There isn’t an effective way to link it, but the B.E.A. has plenty of useful data to show what’s happening.
Here’s the site:
https://www.bea.gov/
One of the paths would be:
Tools>interactive data>GDP & personal income>begin using the data…
https://apps.bea.gov/iTable/iTable.c...=1&1921=survey
From there:
Section 2 (personal income and outlays), table 2.1 (personal income and its disposition)
Line 23 (government social benefits to persons/other) is the root of the problem.
Free money with no corresponding production.
Line 35 (personal saving as a percentage of disposable personal income) indicates that people’s savings may be shrinking back to reality.
This means reduced spending and increasing work.

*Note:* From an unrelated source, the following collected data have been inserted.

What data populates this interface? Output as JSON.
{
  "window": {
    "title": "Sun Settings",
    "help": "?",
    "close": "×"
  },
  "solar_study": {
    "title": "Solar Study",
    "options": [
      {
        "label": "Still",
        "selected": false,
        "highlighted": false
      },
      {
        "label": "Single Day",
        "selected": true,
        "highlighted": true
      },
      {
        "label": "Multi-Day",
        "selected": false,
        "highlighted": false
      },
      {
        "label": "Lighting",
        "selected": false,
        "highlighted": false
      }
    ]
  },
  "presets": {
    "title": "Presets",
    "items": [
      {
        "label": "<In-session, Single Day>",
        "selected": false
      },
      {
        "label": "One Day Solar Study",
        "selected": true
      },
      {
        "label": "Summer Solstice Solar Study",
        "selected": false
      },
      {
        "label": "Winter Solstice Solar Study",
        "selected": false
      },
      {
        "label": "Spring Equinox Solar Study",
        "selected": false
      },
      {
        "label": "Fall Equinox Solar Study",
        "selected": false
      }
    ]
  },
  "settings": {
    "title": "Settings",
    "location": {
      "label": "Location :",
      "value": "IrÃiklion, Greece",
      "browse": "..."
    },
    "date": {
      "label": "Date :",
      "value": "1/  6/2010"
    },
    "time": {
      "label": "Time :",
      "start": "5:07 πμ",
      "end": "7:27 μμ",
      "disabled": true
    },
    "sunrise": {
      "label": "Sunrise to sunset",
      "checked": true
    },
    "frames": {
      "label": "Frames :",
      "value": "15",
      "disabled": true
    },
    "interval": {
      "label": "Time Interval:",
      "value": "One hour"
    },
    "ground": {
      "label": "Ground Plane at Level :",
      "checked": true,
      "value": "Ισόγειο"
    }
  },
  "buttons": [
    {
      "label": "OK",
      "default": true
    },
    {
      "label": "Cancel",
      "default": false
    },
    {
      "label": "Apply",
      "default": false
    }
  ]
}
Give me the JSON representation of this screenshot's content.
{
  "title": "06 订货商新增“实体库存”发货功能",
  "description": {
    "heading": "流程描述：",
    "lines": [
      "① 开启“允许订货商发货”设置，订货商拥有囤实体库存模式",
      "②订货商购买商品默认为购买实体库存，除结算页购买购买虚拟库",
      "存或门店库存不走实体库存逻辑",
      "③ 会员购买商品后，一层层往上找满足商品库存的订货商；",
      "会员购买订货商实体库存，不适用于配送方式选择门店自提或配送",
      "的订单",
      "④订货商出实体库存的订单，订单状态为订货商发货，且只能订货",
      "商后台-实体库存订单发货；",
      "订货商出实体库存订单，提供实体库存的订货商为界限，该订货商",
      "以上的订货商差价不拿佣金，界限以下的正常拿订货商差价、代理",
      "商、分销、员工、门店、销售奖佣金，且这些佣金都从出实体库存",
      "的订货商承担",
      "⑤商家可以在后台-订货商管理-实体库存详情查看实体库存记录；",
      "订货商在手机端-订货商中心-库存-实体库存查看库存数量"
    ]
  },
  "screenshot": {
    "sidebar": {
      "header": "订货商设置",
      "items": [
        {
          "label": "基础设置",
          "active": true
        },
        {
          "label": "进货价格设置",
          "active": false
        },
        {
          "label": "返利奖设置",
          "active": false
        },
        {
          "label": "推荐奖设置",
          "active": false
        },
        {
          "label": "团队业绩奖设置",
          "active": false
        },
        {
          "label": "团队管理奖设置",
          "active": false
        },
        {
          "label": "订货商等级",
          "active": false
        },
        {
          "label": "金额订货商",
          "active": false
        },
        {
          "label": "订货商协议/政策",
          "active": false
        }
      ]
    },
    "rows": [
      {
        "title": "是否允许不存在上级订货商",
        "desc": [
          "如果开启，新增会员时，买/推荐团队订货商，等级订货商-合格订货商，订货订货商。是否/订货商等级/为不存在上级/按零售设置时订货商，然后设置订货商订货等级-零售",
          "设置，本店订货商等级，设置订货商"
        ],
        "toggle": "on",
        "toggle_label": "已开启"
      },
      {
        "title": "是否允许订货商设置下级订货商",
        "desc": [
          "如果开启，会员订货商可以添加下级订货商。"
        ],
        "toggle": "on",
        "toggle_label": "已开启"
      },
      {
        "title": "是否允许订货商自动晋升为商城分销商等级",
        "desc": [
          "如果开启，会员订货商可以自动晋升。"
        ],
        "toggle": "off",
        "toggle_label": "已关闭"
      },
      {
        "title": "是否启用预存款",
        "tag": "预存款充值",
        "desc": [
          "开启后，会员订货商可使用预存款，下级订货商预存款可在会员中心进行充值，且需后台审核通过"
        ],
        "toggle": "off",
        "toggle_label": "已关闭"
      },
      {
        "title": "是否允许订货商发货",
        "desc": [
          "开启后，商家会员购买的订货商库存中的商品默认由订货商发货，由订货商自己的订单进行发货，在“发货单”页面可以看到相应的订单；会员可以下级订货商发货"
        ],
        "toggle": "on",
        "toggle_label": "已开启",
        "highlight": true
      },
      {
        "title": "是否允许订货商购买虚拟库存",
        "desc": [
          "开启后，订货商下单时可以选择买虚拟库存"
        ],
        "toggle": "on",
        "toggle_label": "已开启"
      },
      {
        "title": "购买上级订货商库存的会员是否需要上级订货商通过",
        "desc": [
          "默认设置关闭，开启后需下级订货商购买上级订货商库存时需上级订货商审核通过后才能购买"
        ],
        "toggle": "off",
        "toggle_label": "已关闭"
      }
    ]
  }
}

Line 39 (disposable personal income: per capita: chained (2012) dollars) shows incomes coming back down to reality.
This also means reduced spending and increasing work.
Line 42 (percent change from preceding period: disposable personal income, chained (2012) dollars) shows more indications of reality arriving.
It’s particularly evident when viewed over a longer time period.
(You can modify the data for different time periods and put it in chart form if you want.)
It’s hard to tell if this will be a soft landing or a sudden crash, but people will run out of money.
When that happens, spending decreases, relative production increases, and prices drop.
There’s a reason the fed is hesitant to increase interest rates too soon.